Paraquat-induced cytoskeletal injury in cultured cells

Abstract

Although the redox cycling of paraquat (PQ) and the resultant “activated oxygen” generation are important in toxicity development, the intracellular events leading to cell injury remain unclear. To understand the mechanism of PQ-induced cell injury, we have studied the effects of PQ on DNA synthesis, cell proliferation, the cytoskeletal organization, particularly microtubules (MT) and microfilaments (MF), and the synthesis and composition of cytoskeletal proteins in mouse 3T3 cells. PQ treatment produced a dose-dependent inhibition of DNA synthesis and cell growth. Exposure of cells to PQ (313 μ m, 20 hr) resulted in MT aggregation and bundling as well as MF redistribution in the perinuclear area as revealed by fluorescence microscopy. Although this PQ dose inhibited DNA synthesis by 95%, it caused only a 22% decrease in protein synthesis of the cytoskeletal fraction.
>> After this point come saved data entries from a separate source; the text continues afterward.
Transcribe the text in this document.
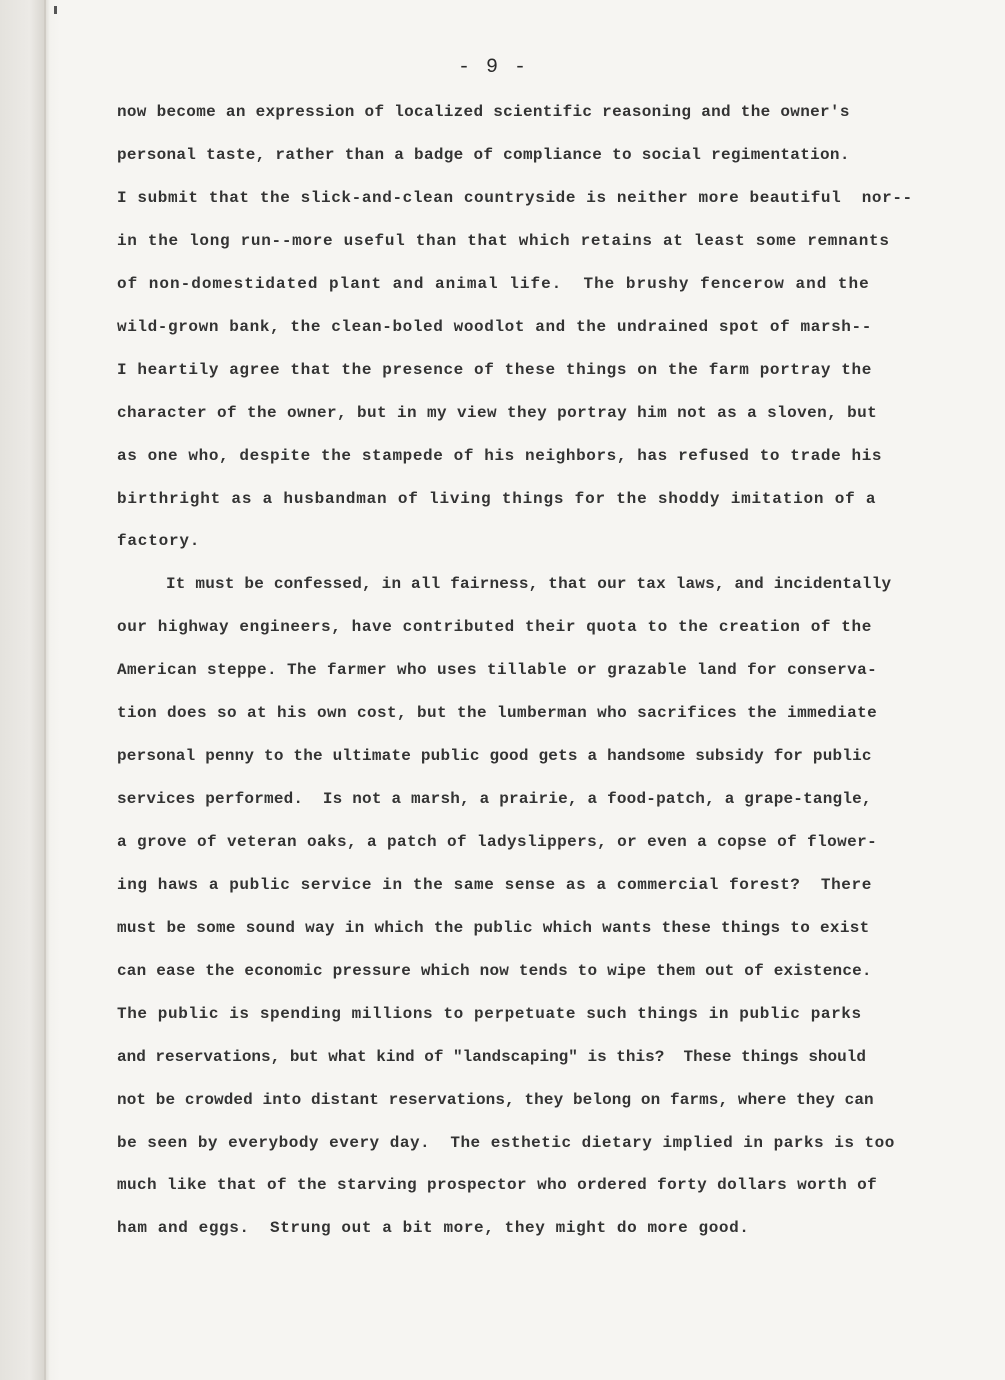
- 9 -
now become an expression of localized scientific reasoning and the owner's
personal taste, rather than a badge of compliance to social regimentation.
I submit that the slick-and-clean countryside is neither more beautiful  nor--
in the long run--more useful than that which retains at least some remnants
of non-domestidated plant and animal life.  The brushy fencerow and the
wild-grown bank, the clean-boled woodlot and the undrained spot of marsh--
I heartily agree that the presence of these things on the farm portray the
character of the owner, but in my view they portray him not as a sloven, but
as one who, despite the stampede of his neighbors, has refused to trade his
birthright as a husbandman of living things for the shoddy imitation of a
factory.
It must be confessed, in all fairness, that our tax laws, and incidentally
our highway engineers, have contributed their quota to the creation of the
American steppe. The farmer who uses tillable or grazable land for conserva-
tion does so at his own cost, but the lumberman who sacrifices the immediate
personal penny to the ultimate public good gets a handsome subsidy for public
services performed.  Is not a marsh, a prairie, a food-patch, a grape-tangle,
a grove of veteran oaks, a patch of ladyslippers, or even a copse of flower-
ing haws a public service in the same sense as a commercial forest?  There
must be some sound way in which the public which wants these things to exist
can ease the economic pressure which now tends to wipe them out of existence.
The public is spending millions to perpetuate such things in public parks
and reservations, but what kind of "landscaping" is this?  These things should
not be crowded into distant reservations, they belong on farms, where they can
be seen by everybody every day.  The esthetic dietary implied in parks is too
much like that of the starving prospector who ordered forty dollars worth of
ham and eggs.  Strung out a bit more, they might do more good.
Higher doses of PQ (1250 μ m, 20 hr) caused (a) dramatic thinning out and loss of MT and (b) marked loss of MF cables and the appearance of numerous pine needle-like structures much finer and shorter than normal MF. Under these conditions, the synthesis of cytoskeletal proteins was decreased by about 83%. Further analysis of the cytoskeletal fraction from PQ-treated cells by sodium dodecyl sulfate gel electrophoresis showed (a) that tubulin was greatly diminished, in agreement with microscopic observations; (b) that two new protein bands appeared; and (c) another protein band which was also reduced considerably. These results indicate that the PQ-induced dose-dependent cytoskeletal injury may be important to the mechanism of cytotoxicity of this herbicide.